The tribunal also found that the charge of genocide "warrants further investigation" and that the US and Britain should share responsibility for the breakdown of the peace process.
The tribunal used eyewitness accounts, as well as NGO and media reports to assess the nature of Sri Lanka's war on the LTTE and how it affected the Tamil population. Several escapees from the final weeks of the Sri Lankan government's offensive last May within the Mullaiththeevu "No Fire Zone" gave eyewitness accounts to the court. More than 20,000 Tamil civilians were slaughtered by Sri Lanka Army during these last days of the war.

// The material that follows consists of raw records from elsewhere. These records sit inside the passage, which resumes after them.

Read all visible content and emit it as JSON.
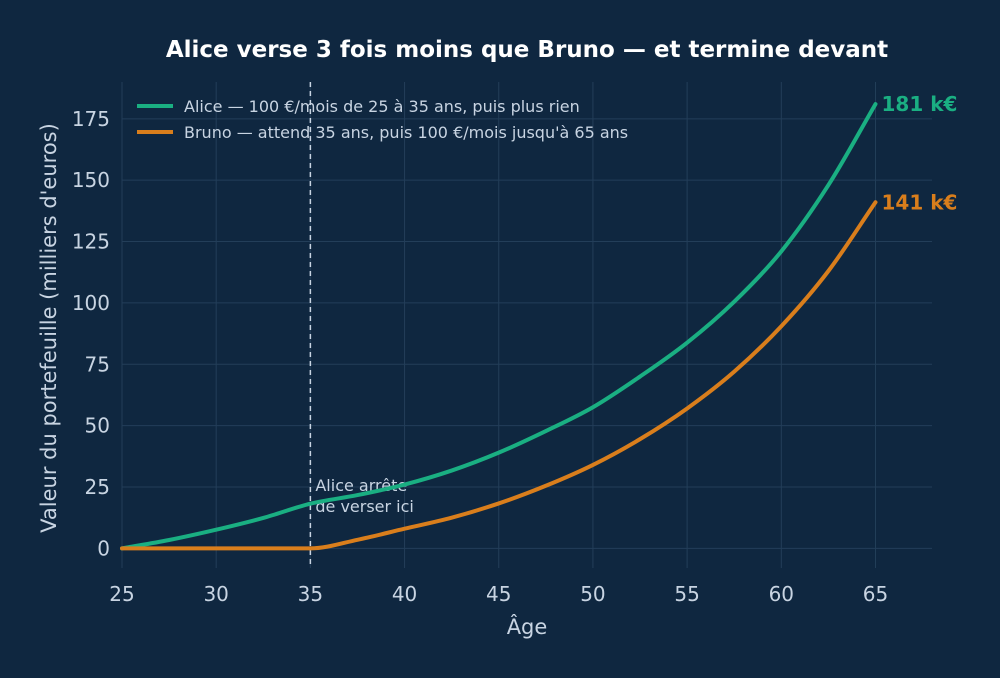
{
  "chart_data": {
    "type": "line",
    "title": "Alice verse 3 fois moins que Bruno — et termine devant",
    "xlabel": "Âge",
    "ylabel": "Valeur du portefeuille (milliers d'euros)",
    "xlim": [
      25,
      68
    ],
    "ylim": [
      -8,
      190
    ],
    "xticks": [
      25,
      30,
      35,
      40,
      45,
      50,
      55,
      60,
      65
    ],
    "yticks": [
      0,
      25,
      50,
      75,
      100,
      125,
      150,
      175
    ],
    "grid": true,
    "legend_position": "top-left",
    "annotation": {
      "lines": [
        "Alice arrête",
        "de verser ici"
      ],
      "x": 35
    },
    "vline_x": 35,
    "x": [
      25,
      27.5,
      30,
      32.5,
      35,
      37.5,
      40,
      42.5,
      45,
      47.5,
      50,
      52.5,
      55,
      57.5,
      60,
      62.5,
      65
    ],
    "series": [
      {
        "name": "Alice — 100 €/mois de 25 à 35 ans, puis plus rien",
        "color": "#1aaf82",
        "values": [
          0,
          3.4,
          7.6,
          12.4,
          18.2,
          21.7,
          26.0,
          31.7,
          39.0,
          47.8,
          57.5,
          70.0,
          83.8,
          100.5,
          121.0,
          148.0,
          181.0
        ],
        "end_label": "181 k€"
      },
      {
        "name": "Bruno — attend 35 ans, puis 100 €/mois jusqu'à 65 ans",
        "color": "#d97e1c",
        "values": [
          0,
          0,
          0,
          0,
          0,
          3.5,
          8.0,
          12.5,
          18.3,
          25.5,
          34.0,
          44.5,
          57.0,
          72.0,
          90.5,
          113.0,
          141.0
        ],
        "end_label": "141 k€"
      }
    ]
  }
}
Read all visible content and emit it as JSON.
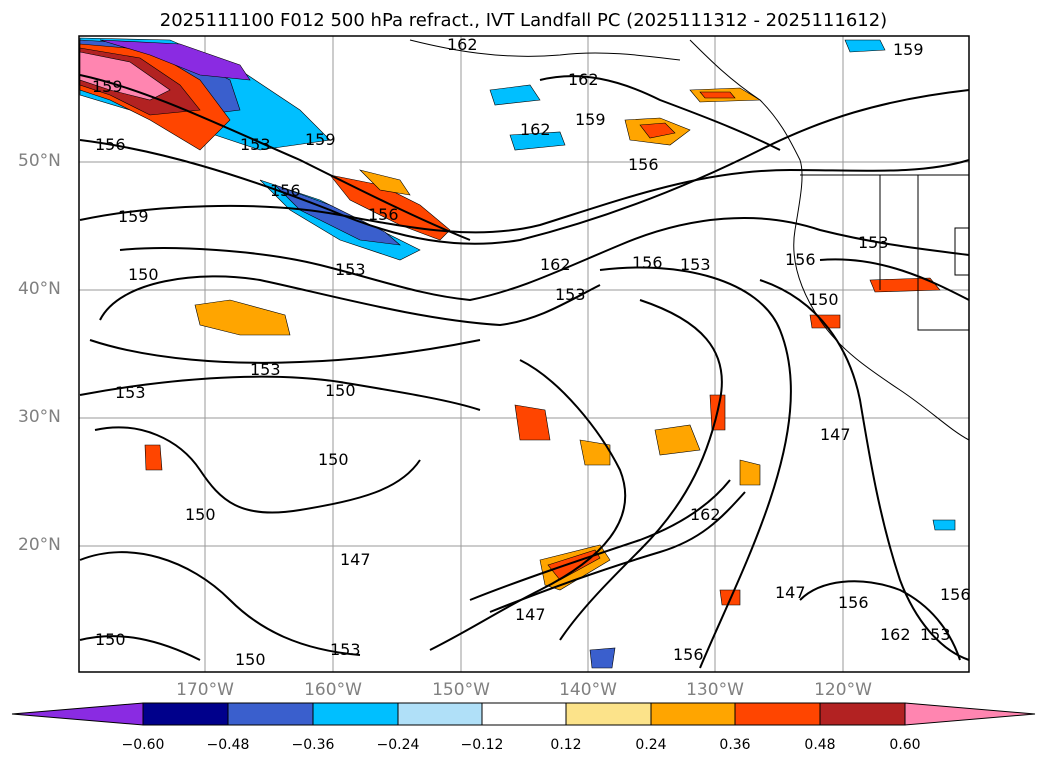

The court heard that from July 2006 to April 2009, air raids and heavy artillery lead to the death of 116 people per day, according to the UN. It also heard that since the war many internment camp prisoners have simply been moved on to satellite camps in remote areas, according to BBC News.
Claims leveled during the election campaign were also assessed by the tribunal.
Opposition leader and former government minister Mangala Samaraweera claimed during the election that government minister Lalith Weeratunga had said the use of heavy weapons was only stopped as part of a political deal with the Indian government.
Samaraweera said in a statement during the campaign: "Despite claims to the contrary, both to the public of this country and to (the) UN … in February 2009, in fact the government had sanctioned the use of heavy weapons until April, when the Indian general election was in full swing".